The fact that things are not going too well between the Post headquarters in Bonn and the StreetScooter management had already become apparent in autumn. Shortly before the premiere of the second generation of the Work L, Post boss Frank Appel publicly set a deadline by saying in an interview that he was aiming the sale of the subsidiary by the end of 2019. “Our investors want a logistics company, not a car company,” Appel said. He accentuated the fact that StreetScooter would incur a loss in 2019 with a “significant double-digit million euro amount”.

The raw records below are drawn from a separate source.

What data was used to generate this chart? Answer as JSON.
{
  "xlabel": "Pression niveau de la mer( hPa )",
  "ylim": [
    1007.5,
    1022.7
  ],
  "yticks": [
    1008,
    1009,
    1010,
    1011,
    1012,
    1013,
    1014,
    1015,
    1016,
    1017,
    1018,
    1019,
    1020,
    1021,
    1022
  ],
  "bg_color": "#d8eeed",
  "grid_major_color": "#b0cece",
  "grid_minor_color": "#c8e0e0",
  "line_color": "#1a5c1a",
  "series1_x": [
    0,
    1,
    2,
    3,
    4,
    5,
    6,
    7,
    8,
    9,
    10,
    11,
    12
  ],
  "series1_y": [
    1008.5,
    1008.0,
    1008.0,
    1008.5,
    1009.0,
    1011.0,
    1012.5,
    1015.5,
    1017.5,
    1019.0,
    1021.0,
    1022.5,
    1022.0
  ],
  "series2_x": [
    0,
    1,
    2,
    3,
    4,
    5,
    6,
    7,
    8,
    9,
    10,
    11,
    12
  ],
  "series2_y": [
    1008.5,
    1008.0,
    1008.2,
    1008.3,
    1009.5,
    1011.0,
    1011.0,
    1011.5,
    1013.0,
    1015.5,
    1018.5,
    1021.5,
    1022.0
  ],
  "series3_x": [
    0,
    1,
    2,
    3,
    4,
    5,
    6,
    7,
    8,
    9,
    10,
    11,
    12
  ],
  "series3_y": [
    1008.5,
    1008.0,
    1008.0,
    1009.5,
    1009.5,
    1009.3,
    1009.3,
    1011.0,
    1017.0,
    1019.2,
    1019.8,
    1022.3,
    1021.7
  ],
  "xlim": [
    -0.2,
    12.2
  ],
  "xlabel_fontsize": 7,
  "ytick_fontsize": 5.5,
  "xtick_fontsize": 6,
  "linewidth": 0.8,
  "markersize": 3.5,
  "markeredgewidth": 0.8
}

Plans for what will happen to the StreetScooter plants and expertise developed so far was not even mentioned in the Deutsche Post announcement. In October last year, The Federal Ministry of Transport opened an initiative for supporting hydrogen mobility with a further 23.5 million euros as part of the National Innovation Programme Hydrogen and Fuel Cell Technology (NIP). The largest amount of almost ten million euros went to the Post subsidiary StreetScooter for 500 fuel cell vehicles. What will become of these vehicles and the existing developments and facilities is also not clear.
As yet, there have also been no statements from the German government concerning the ramifications for German industry, struggling to find a leading position in electric vehicle markets in the face of an inexorably declining car industry. It remains to be seen what will be made of the hole in German manufacturing capability and how German transport industry aims to develop and support its growing markets in a rapidly changing vehicle industry.